What happened?
OpenAI released GPT-5.3-Codex just minutes after Anthropic dropped Opus 4.6 — neither company willing to cede the spotlight. Both releases represent significant technical leaps, but in different directions.
Key comparisons
- Context window — Anthropic jumped from 200K to 1M tokens. More importantly, Opus 4.6 scored 76% on the MRCR benchmark (8-needle retrieval accuracy) at 1M context, more than doubling the previous best of 32.6%. For reference, Gemini 3 drops to ~25% accuracy at 1M tokens. OpenAI kept GPT-5.3-Codex at 400K tokens.

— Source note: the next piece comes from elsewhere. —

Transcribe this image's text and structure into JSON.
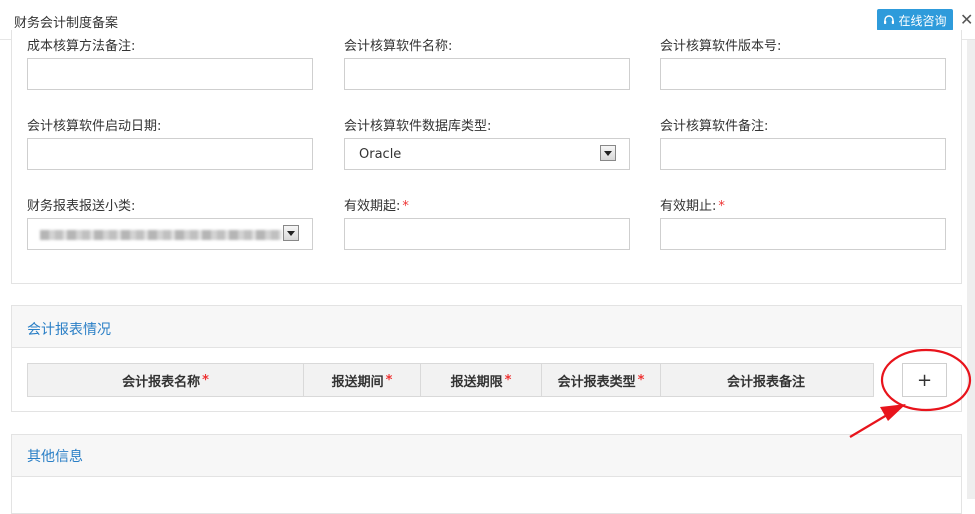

- Terminal Bench v2 — GPT-5.3-Codex scored 75–77% on isolated Docker environment tasks (building repos, setting up servers, training LLMs), up from 64% on GPT-5.2. Opus 4.6 scored notably lower on this benchmark.
- Speed — OpenAI claims a 25% inference speed increase for Codex, addressing a major complaint vs Opus.
- Pricing — GPT-5.3-Codex: $1.75/M input, $14/M output. Opus 4.6: $5/M input, $25/M output. Opus is also reportedly very token-hungry, meaning the $20 Anthropic plan may not stretch as far given the 5-hour credit refresh window.
- Iteration speed — Anthropic ships Opus updates every 2–3 months. OpenAI has narrowed from 4 months down to 1–2 months between releases. Monthly or biweekly model drops could be the norm soon.
- Self-improvement — OpenAI stated GPT-5.3-Codex was used to assist in building itself.
Why this is interesting
The competition is no longer just about raw benchmarks — it's about where each lab is placing its bets. Anthropic is going deep on context fidelity (solving context rot at scale), while OpenAI is optimizing for developer ergonomics (speed, price, terminal navigation). The fact that releases are now timed to within minutes of each other signals how aware these labs are of the zero-sum attention game.